The Bush administration chose Begg and five other men in Guantanamo to face military tribunals. He declined to participate and was told that the tribunal would continue without him. Before the process was finished, and during elections that endangered Tony Blair’s position as prime minister, Britain responded to public anti-war pressure and lobbied the U.S. to return some of its citizens held in the notorious prison camp.

When the U.S. finally released Begg to the British in January 2005, he had endured more than 300 interrogations, three long years of incarceration without formal charges, and daily humiliation. The British government questioned him once and released him without pursuing any legal action.

The U.S. Supreme Court recently struck down the tribunal system as a violation of the Geneva Conventions. The Bush administration had maintained that, as “enemy combatants,” the men held in Guantan amo had no rights under the Conventions.

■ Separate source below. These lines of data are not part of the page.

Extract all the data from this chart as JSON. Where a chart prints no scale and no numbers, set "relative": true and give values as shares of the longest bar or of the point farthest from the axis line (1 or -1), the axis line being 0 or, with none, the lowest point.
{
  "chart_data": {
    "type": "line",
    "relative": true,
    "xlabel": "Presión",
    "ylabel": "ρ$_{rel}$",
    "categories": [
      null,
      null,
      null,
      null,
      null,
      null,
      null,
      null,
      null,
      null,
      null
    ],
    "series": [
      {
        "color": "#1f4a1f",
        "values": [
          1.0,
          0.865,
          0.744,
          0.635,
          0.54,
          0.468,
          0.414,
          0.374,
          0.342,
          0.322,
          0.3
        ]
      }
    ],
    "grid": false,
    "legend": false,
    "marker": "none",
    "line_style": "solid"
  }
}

But the Supreme Court cited Common Article Three, which covers prisoners caught in conflicts that do not involve “High Contracting Parties” (or states).

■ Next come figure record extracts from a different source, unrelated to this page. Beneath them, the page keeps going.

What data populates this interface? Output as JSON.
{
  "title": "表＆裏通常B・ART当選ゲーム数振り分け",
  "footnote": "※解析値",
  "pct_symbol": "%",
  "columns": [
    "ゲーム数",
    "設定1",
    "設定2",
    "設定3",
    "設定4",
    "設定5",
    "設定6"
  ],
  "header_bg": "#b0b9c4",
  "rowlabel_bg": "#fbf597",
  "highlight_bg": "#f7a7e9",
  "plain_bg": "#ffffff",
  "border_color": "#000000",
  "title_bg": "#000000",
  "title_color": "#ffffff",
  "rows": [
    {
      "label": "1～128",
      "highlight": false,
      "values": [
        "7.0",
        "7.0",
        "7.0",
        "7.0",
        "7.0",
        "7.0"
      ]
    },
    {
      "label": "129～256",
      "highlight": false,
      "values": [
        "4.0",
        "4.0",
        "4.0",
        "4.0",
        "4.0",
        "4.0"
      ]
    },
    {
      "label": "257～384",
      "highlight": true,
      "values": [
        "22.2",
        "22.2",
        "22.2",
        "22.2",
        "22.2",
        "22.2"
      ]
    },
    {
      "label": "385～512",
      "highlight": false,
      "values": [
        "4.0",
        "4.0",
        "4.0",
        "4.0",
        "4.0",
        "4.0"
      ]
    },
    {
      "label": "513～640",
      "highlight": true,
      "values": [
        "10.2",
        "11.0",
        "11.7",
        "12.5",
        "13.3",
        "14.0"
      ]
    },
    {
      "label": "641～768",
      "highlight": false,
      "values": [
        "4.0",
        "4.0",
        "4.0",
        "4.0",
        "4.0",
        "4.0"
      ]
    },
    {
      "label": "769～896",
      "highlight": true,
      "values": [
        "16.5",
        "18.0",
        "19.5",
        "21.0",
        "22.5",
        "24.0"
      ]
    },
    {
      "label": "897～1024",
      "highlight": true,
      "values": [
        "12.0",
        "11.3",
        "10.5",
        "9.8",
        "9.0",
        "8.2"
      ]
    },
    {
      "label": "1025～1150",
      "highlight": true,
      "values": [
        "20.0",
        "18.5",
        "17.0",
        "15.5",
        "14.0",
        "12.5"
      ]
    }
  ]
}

Because the court also ruled that existing U.S. laws did not apply to pending cases, some members of Congress are beginning the process of drafting a new, more draconian law to replace the “Detainee Treatment Act” of 2005. That act was the basis for the continued detentions.

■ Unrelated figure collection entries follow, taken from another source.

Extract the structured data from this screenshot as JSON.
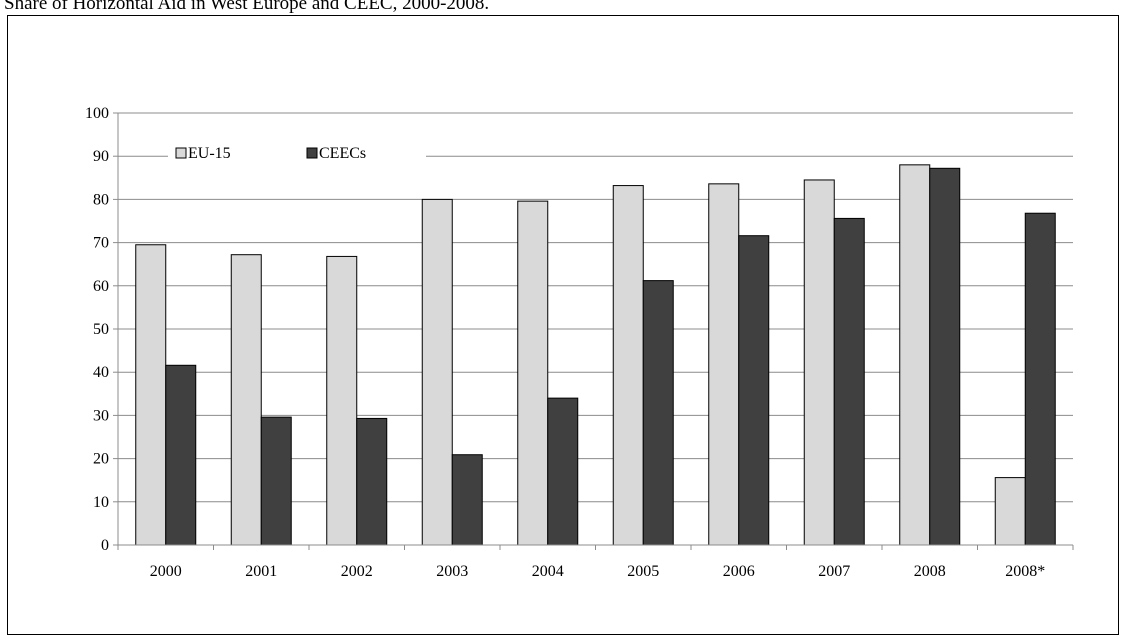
{
  "title": "Share of Horizontal Aid in West Europe and CEEC, 2000-2008.",
  "chart_data": {
    "type": "bar",
    "title": "Share of Horizontal Aid in West Europe and CEEC, 2000-2008.",
    "xlabel": "",
    "ylabel": "",
    "categories": [
      "2000",
      "2001",
      "2002",
      "2003",
      "2004",
      "2005",
      "2006",
      "2007",
      "2008",
      "2008*"
    ],
    "series": [
      {
        "name": "EU-15",
        "color": "#d9d9d9",
        "values": [
          69.5,
          67.2,
          66.8,
          80.0,
          79.6,
          83.2,
          83.6,
          84.5,
          88.0,
          15.6
        ]
      },
      {
        "name": "CEECs",
        "color": "#404040",
        "values": [
          41.6,
          29.6,
          29.3,
          20.9,
          34.0,
          61.2,
          71.6,
          75.6,
          87.2,
          76.8
        ]
      }
    ],
    "ylim": [
      0,
      100
    ],
    "yticks": [
      "0",
      "10",
      "20",
      "30",
      "40",
      "50",
      "60",
      "70",
      "80",
      "90",
      "100"
    ],
    "grid": true,
    "legend_position": "top-left"
  }
}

Whatever law is cobbled together, its goal won’t be fair trials for people who have been imprisoned for years without charges or much legal recourse. Begg’s experiences and subsequent book have proven that allowing present and former detainees a voice, in court or in public, will have a devastating effect on U.S. policy. His account reveals the inhumane conditions, torture, deprivation of human rights, and outright murders that have occurred in the brightly lit prisons run by the U.S. And his story is just one of thousands.

Begg brings his experiences to a British and U.S. audience that has seen only glimpses of the routine brutality of the invasion and occupation of Afghanistan and Iraq. “Enemy Combatant” opens a small window into several high-security facilities and invites readers to experience life somewhere between limbo and hell.

Begg’s book is so dangerous that the New York Times took the unusual step of printing a front-page story challenging the veracity of his statements on June 15, in an article entitled “Jihadist or Victim: Ex-Detainee Makes a Case.” Despite media scrutiny, no solid evidence has emerged that shows Begg to be a “sympathizer, a recruiter and a financier” for terrorists, as the Defense Department has described him.

If all memoirs were as closely monitored for factual information, the U.S. publishing industry might collapse.

The strength of Begg’s account is his humanity. He details life inside Guan tanamo, including the horror of being transported for hours with a bag over his head and entombed in blacked-out goggles. He treats each of his jailers as individuals, some of whom oppose the U.S. war against Afghanistan and Iraq. He mourns the long separation from his family and describes the constant struggle that the imprisoned men endure to keep themselves sane, even though they have little hope of relief from their long detentions.

With fresh headlines of the suicides of three men from Guantanamo, and the dismantling of the so-called “legal basis” for the continuation of the prisons, Begg makes a compelling argument for tearing down the walls. Guantanamo has become synonymous with the Bush administration’s disregard for international law. Like the Bastille, the prison stormed by a revolutionary grouping of Parisians on July 14, 1789, its name will live on as a symbol of oppression long after it is dismantled.